La gastronomía italiana no solo figura entre las más apreciadas por el público, sino que también recibe el reconocimiento de expertos internacionales. Prueba de ello es el reciente informe de Taste Atlas, que sitúa a la pizza napolitana como el segundo mejor plato del mundo y el primero de Europa, subrayando la relevancia global de una tradición nacida en Nápoles y perfeccionada a lo largo de generaciones. Sin embargo, limitarse a este icono sería una visión reduccionista de un patrimonio culinario vasto, diverso y profundamente regionalizado.

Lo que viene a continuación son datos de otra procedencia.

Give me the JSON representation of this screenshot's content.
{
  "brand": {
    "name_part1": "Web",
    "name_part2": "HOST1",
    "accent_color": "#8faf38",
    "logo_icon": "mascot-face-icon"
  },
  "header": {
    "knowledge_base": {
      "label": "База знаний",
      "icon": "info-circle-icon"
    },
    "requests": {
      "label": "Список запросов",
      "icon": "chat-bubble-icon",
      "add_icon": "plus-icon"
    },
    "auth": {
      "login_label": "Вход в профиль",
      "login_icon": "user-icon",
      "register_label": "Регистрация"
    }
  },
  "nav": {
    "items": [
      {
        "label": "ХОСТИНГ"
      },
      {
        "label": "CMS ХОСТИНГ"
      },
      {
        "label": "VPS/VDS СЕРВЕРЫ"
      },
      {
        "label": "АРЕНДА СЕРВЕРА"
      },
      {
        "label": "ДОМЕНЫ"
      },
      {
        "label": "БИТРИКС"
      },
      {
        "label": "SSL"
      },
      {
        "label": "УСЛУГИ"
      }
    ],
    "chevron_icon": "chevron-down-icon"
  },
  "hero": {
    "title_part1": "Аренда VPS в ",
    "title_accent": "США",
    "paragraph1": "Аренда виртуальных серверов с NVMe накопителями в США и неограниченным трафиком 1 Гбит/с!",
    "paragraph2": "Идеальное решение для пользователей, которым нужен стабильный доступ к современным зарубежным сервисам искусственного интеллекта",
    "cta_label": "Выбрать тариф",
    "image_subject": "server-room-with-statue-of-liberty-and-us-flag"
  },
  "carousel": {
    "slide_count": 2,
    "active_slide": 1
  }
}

Con esta premisa, el grupo de restauración Italian Fooding ha decidido trasladar esa experiencia gastronómica a Madrid mediante una propuesta que permite recorrer las regiones italianas más emblemáticas sin salir de la capital. A través de sus distintos restaurantes —Cabiria, Bresca, Totale o Settebello—, el comensal puede sumergirse en un viaje de sabores que arranca en Emilia-Romaña y concluye en Roma, pasando por Nápoles, y que pone en valor lo más representativo de la cocina italiana contemporánea con un enfoque respetuoso hacia la tradición y el producto local.
Emilia-Romaña: el alma de la cocina italiana
Considerada por muchos como la cuna de la gastronomía del país, esta región del norte de Italia es famosa por sus productos con sello DOP, como el Parmigiano Reggiano, que se elabora en Parma, Módena y Reggio Emilia.
El restaurante Cabiria ofrece un recorrido por los sabores de esta zona con recetas tradicionales como el Vitello Tonnato o la Auténtica Lasagna di Bologna, preparada con cinco capas de pasta al huevo con espinacas, salsa boloñesa, bechamel y parmesano.
Por su parte, Bresca rinde tributo a Bolonia, la capital regional y cuna de la pasta fresca. Sus platos, elaborados con pasta amasada a mano y salsas heredadas de generación en generación, son una oda a la tradición boloñesa.
Nápoles: la capital de la pizza
Cuna de la auténtica pizza, Nápoles vio nacer en el siglo XVIII la clásica masa elaborada con agua, harina, levadura y sal. Totale, uno de los restaurantes de Italian Fooding, mantiene vivo este legado con masas que fermentan durante al menos 72 horas y una amplia variedad de estilos.
Entre sus propuestas destaca la pizza Margherita, que rinde homenaje a los colores de la bandera italiana: tomate rojo, mozzarella blanca y albahaca verde. Además, los comensales pueden crear su propia versión a partir de esta base tradicional.
Roma y el Lacio: sencillez con carácter
En la región del Lacio, la capital italiana no solo brilla por su patrimonio histórico, sino también por su cocina de sabores intensos y preparaciones sencillas. El restaurante Settebello traslada al comensal al corazón de Roma con platos como la Carbotrufa, una reinterpretación de la carbonara con panceta romana ahumada y un toque de trufa.
Un viaje completo por el sabor italiano
Italian Fooding va más allá de las recetas más conocidas y ofrece un mapa gastronómico que abarca todo el país: desde los gnocchi del norte hasta las salsas especiadas del sur. Entre sus platos destacan el Tominvoltino, elaborado con queso Brie de Piamonte, o el Ravioli Burrata & Salmón, con burrata originaria de la región de Puglia.
Los postres también combinan tradición e innovación, como el tiramisú con pistacho, una versión contemporánea del clásico dulce veneciano.
Una propuesta única en Madrid para los amantes de la cocina italiana auténtica, que permite descubrir la riqueza de sus regiones a través de una experiencia sensorial completa.